Policy Steward: 
Director of Financial Accounting and Reporting
Format Updated: 
University Policy & Standards Converted: 
Revision Date: 
Tuesday, February 22, 2005

* This information replaces FIS 501 Unrelated Business Income


The Revenue Act of 1950 established the “Unrelated Business Income Tax” (UBIT) that applies to tax-exempt organizations. The UBIT was established for two reasons: 1) To give the IRS a procedure by which it could penalize a tax-exempt organization that engaged in commercial business activities without having to revoke its exempt status; and 2) to put tax-exempt organizations that engage in business activities on a level playing field with for-profit companies that engage in the same business activity and pay taxes on the income they earn.

Three elements must exist in order for an activity engaged by a college or university to be treated as an "unrelated business income" activity.

  1. A trade or business
  2. Regularly carried on
  3. Not substantially related to the conduct of the school’s educational or scientific research purposes

A trade or business is conducted with a profit motive. Revenues in excess of expenses constitute taxable income where goods are sold or services rendered that are not related to the educational/research mission of the institution.

"Regularly carried on" means performed in the same manner or time frame as it would be in the commercial sector. Thus, the activity may be seasonal and still subject to UBIT.

"Substantially related" means that the activity contributes importantly to the exempt purpose. Bookstore sales to students/faculty, advertising sales by the school newspaper, etc. are examples of exempt activities.

Examples of College/University Activities that Could be Subject to UBIT:

  • Dormitory rentals to the general public
  • "Testing" activities which are not research and is not done by volunteers
  • Advertising income not related to the college newspaper
  • Corporate sponsorship payments – where the payor receives substantial return benefit other than acknowledgement of the name, logo or product lines of the payor
  • Travel tours
  • Participation in partnerships
  • Use of recreational facilities by the public
  • Professional entertainment events
  • Summer sports camps
  • Concession sales
  • Conferences, meetings, and training programs
  • Athletic events/television and broadcast rights
  • Exclusivity contracts (e.g. "pouring rights")

It should be noted that the University pays UBIT only on the profit (residual income after expenses) and the tax is assessed in the following year.

How does OSU Determine UBIT?

  • Rates applied by OUS are:
  • 0-$50K profit @ 15%
  • $50-$75K profit @ 25%
  • $75-100K profit @ 34%
  • $100-335 K profit @ 39%

These are IRS corporate tax rates and are subject to change.

How OSU Departments can Minimize Tax Exposure

  • Research activities are clearly part of OSU’s mission. Therefore, bona fide research activities are exempt from UBIT. In addition, all governmentally sponsored research is exempt. However, testing activities where income is derived from private sources is generally subject to UBIT. When reviewed by the IRS, anything that is called “testing” is automatically looked at as UBIT.

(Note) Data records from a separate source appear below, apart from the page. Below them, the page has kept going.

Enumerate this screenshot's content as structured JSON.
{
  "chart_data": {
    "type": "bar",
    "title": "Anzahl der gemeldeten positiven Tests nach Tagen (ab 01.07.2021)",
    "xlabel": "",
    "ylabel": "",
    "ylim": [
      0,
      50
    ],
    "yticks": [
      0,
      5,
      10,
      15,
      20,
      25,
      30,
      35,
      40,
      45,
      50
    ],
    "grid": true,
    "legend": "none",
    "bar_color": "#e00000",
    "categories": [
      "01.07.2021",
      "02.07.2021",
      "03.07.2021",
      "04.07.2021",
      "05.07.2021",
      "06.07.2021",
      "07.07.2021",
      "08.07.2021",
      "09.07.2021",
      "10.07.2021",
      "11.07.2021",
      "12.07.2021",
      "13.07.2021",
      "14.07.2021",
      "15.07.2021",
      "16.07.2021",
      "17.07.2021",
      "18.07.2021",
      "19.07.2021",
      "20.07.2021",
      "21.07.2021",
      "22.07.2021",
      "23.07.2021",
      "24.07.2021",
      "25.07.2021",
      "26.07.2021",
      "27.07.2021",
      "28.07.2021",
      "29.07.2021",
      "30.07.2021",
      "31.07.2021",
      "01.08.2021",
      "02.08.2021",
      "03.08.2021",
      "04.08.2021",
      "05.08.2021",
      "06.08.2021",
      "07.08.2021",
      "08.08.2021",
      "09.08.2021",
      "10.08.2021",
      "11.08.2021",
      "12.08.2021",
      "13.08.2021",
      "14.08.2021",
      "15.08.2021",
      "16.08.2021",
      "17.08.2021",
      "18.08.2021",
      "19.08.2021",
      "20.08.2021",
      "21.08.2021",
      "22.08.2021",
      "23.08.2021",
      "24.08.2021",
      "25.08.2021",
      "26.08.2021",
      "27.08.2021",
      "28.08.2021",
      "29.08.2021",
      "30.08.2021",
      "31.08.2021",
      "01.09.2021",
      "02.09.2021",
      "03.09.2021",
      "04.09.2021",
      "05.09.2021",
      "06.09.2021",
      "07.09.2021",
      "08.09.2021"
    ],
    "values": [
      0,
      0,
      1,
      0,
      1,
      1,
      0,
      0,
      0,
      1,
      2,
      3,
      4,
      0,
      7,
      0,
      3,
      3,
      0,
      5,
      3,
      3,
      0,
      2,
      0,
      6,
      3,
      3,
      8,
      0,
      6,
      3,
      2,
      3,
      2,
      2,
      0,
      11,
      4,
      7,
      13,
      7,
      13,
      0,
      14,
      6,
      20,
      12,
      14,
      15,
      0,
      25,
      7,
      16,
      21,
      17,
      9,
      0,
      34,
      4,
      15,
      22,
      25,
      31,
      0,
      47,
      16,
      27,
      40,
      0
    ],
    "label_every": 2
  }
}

    Testing activities may qualify as research when carried on in the public interest. Meaning, the results of the research must be published. One way to minimize the UBIT would be to file the results in the OSU library. Another way would be to use the data (in published form) in a classroom setting. Also, testing services may be exempt where no alternative source exists within a “reasonable distance”. Documenting the lack of other testing sources may be another way to minimize UBIT. If the argument is made that the student needs to do testing as part of his/her curricula, then the student cannot be paid for the work. (This includes GRA or GTA appointments.) In that case, there would be no tax.

    Commercial testing usually involves 1) ordinary and routine testing, 2) repetitive work, 3) performance by scientifically unsophisticated employees, and 4) testing for quality control or certification purposes.

  • Sponsorships are exempt from UBIT but are qualified by IRS guidelines. A sponsorship is a “flat payment to a tax exempt entity which allows the exempt organization to recognize the sponsor, display the sponsor’s logo, acknowledge the sponsor by name, etc. It may not include 1) any quality comparisons with similar businesses, 2) any call to action (i.e. to buy from the sponsor), or 3) any price comparisons. If there are violations of the “qualified sponsorship” then it becomes advertising and subject to taxes.

    Keep qualified sponsorship agreements separate from advertising agreements. If the donating entity will receive benefits other than simple recognition and a ‘thank you’ it will be an advertising agreement. Don’t mix the two. Also, if a sponsor will be receiving any ‘in-kind’ consideration such as sky box rights, free game tickets, etc., the fair market value of those items counts as advertising income to OSU. Keep these items separate along with any related expenses.

  • Royalties are fixed payments either on a per unit basis for rights to use intangibles such as trademarks or ‘flat’ payments not subject to revenue amounts generated. Bona fide royalties are tax exempt. Any agreement linking income for OSU to revenues/profits generated by another agency are likely to be regarded as taxable income. Use separate agreements to keep royalty income separate from profit sharing arrangements.
  • Document all expenses related to UBIT subject income and keep Business Affairs informed of any change in status regarding your operation.